Pesquisa sobre trepadeira que imita plantas de plástico garante prêmio IgNobel a biólogo brasileiro

Por Igor Iuan
13/11/2024 14:35 Atualizado: 13/11/2024 14:35

O biólogo Felipe Yamashita, de 33 anos, foi premiado com o IgNobel 2024 na categoria Botânica por sua pesquisa sobre a Boquila trifoliolata, uma trepadeira nativa da selva valdiviana, no sudoeste do Chile, que possui a habilidade de imitar as folhas de plantas ao seu redor — até mesmo de plástico.

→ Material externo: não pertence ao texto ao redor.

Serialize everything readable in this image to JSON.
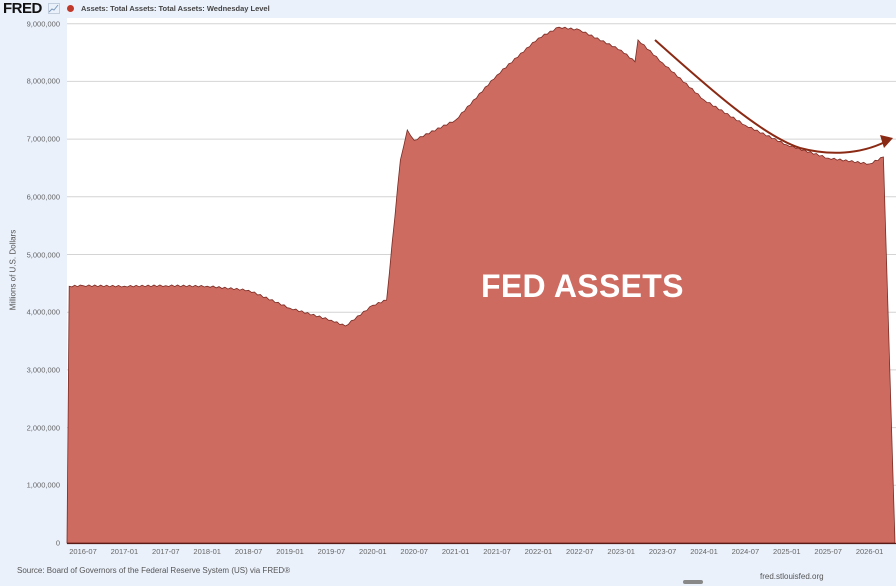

Realizado na Universidade de Bonn, na Alemanha, o estudo desafia os paradigmas da biologia, ao propor que a planta pode ser capaz de perceber seu ambiente de maneira bastante peculiar.

A pesquisa começou em 2019 e chamou atenção quando Yamashita, em colaboração com o botânico amador norte-americano Jacob White, demonstrou que a Boquila não apenas imita as folhas de outras plantas vivas, mas também as de plástico.

Este fenômeno de mimetismo, observado na natureza para evitar predadores, chamou atenção quando a trepadeira começou a replicar até mesmo objetos não biológicos, como plantas artificiais postas ao seu alcance.

O prêmio IgNobel, concedido anualmente pela revista de humor científico Annals of Improbable Research — traduzido como “Anais da Pesquisa Improvável” — reconhece descobertas curiosas e, muitas vezes, inusitadas.

O nome da premiação vem da junção do prestigiado Prêmio Nobel com a palavra anglófona ignoble (ignóbil, em português).

A edição deste ano foi a primeira a ocorrer presencialmente desde a pandemia, e Yamashita recebeu o prêmio com uma nota simbólica de 10 trilhões de dólares zimbabuanos, o equivalente a cerca de 2,18 reais.

Plantas com “olhos”?

O estudo do biólogo envolve a teoria de que a Boquila pode usar uma forma primitiva de percepção visual, para ajustar suas folhas ao formato das plantas vizinhas. Isso questiona a visão tradicional de que as plantas apenas reagem a estímulos químicos.

Segundo o biólogo, a trepadeira pode ter uma espécie de “visão”, usando células especializadas nas folhas que agem como lentes. Esse conceito remonta à teoria de ocelos, proposta no início do século XX, que sugere que plantas podem ter estruturas semelhantes aos olhos dos animais.

A pesquisa também levanta questões sobre a comunicação entre plantas, um campo de destaque nos últimos anos.

Yamashita e seu orientador, o eslovaco Frantisek Baluska, argumentam que a Boquila pode perceber sinais de luz e usar hormônios como a auxina para moldar suas folhas de acordo com a presença de outros vegetais — ou objetos inanimados, como plantas de plástico.

Porém, a descoberta não veio sem controvérsias. O biólogo peruano Ernesto Gianoli, que foi o primeiro a estudar o mimetismo da Boquila em 2014, questiona os métodos e conclusões de Yamashita, sugerindo que a mudança nas folhas da trepadeira pode ser explicada por fatores como iluminação e disposição dos vasos.

Mesmo assim, ele admite que o fenômeno é complexo e pode haver múltiplas camadas envolvidas. Apesar das críticas, o estudo de Yamashita e Baluska segue ganhando atenção, e novos experimentos, como um teste recente com fotografias de plantas de espécies asiáticas, podem trazer mais revelações.

Se confirmado, esse fenômeno poderá revolucionar a forma como entendemos as capacidades sensoriais das plantas, oferecendo novas perspectivas para a biologia vegetal.

O IgNobel, embora de tom humorístico, já foi trampolim para cientistas cujas descobertas mais tarde receberam reconhecimento mundial, como o russo Andre Geim, que venceu o Nobel de Física por estudos com grafeno. Resta saber se a pesquisa de Yamashita trará outras impactantes descobertas.